The trial court concluded:

The owner of the 1954 Chevrolet automobile at all times was the plaintiff ALFRED TRIPPEL.

Conclusion of law 2.

The 1954 Chevrolet automobile at all times material herein was an operable automobile and that at the time of the accident of November 9, 1966, the plaintiff, ALFRED TRIPPEL owned three automobiles, to wit: a 1964 Chrysler Newport, a 1954 Chevrolet, and a 1954 Oldsmobile.

Conclusion of law 3.

[1] In considering an identical automatic insurance clause the California court stated the rule:

This provision is in the alternative, applicable either if a newly acquired car is a replacement or if at its delivery date the company insures all automobiles then owned by the insured.

Birch v. Harbor Ins. Co., 126 Cal. App. 2d 714, 720, 272 P.2d 784 (1954). See also Williams v. Standard Acc. Ins. Co., 158 Cal. App. 2d 506, 322 P.2d 1026 (1958). The language of the insurance policy is clear and unambiguous. It must be given effect in accordance with its plain meaning. Tucker v. Bankers Life & Cas. Co., 67 Wash. 2d 60, 406 P.2d 628 (1965).

The Trippels do not deny the failure to give notice of ownership or to request insurance. They argue that the automobile was owned by the son, Richard Trippel, an *321 argument specifically rejected by the trial court. They also urge that the 1954 Chevrolet was excluded from consideration because it was not reasonable to insure it. They rely upon language in Green v. American Home Assur. Co., 169 So. 2d 213 (C.A. La. 1964) and Canal Ins. Co. v. Brooks, 201 F. Supp. 124 (W.D. La. 1962), aff'd per curiam, 309 F.2d 751 (5th Cir.1962).

The language of the policy requiring that all automobiles owned by the named insured be included within the express coverage of the policy does not contemplate a vehicle which a reasonable person would not, on account of its condition, include in a policy of public liability insurance.

Green v. American Home Assur. Co., supra at 216.

The difficulty with respondents' position is the factual pattern and not the rule. Here, the cost of putting the 1954 Chevrolet into running condition was specifically found to be $36.58. The trial court concluded from the evidence that the car was operable at all times material herein. That conclusion is supported by the record.

There is also substantial evidence to support the trial court's conclusion that the 1954 Chevrolet was owned by Alfred Trippel, the named insured.

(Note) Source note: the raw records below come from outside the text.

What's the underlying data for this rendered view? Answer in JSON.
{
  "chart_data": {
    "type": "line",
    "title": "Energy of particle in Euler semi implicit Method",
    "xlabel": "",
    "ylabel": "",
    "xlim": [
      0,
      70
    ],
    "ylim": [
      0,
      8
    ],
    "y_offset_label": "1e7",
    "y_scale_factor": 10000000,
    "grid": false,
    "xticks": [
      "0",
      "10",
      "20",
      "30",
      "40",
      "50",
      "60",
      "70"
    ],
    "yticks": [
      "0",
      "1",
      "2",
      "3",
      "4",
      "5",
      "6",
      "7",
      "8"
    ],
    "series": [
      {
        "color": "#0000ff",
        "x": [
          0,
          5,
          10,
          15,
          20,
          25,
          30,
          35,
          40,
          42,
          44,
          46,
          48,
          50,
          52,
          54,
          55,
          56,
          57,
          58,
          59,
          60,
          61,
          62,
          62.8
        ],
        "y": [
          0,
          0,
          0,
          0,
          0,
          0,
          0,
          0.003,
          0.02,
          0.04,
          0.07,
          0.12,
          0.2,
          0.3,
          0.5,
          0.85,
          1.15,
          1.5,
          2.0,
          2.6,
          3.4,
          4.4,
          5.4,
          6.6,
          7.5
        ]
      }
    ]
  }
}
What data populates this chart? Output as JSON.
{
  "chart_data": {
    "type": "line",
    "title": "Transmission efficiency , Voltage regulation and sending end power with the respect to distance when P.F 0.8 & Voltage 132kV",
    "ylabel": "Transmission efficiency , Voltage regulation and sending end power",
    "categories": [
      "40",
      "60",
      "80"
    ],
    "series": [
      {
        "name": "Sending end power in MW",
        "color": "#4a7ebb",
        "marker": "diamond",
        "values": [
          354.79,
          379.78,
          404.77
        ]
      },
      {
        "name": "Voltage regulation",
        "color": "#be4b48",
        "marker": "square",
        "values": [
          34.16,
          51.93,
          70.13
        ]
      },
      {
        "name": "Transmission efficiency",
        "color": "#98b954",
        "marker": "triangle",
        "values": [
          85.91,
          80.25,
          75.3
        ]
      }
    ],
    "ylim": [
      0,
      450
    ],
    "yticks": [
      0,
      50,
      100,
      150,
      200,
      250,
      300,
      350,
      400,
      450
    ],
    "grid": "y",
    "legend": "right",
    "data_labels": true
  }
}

There is but one reasonable interpretation of the clear language of paragraph 4 of the insurance policy; the insurance company must have insured all vehicles owned by the insured at the time the additional automobile was acquired. The trial court's conclusion that this condition was not met is supported by substantial evidence. After specifically finding, upon substantial evidence, that the 1954 Chevrolet was an operable car owned by the insured and not insured by Dairyland, it was error for the trial court to decide that the 1954 Oldsmobile was insured by Dairyland on November 9, 1966.

The judgment is reversed.

JAMES, C.J., and SWANSON, J., concur.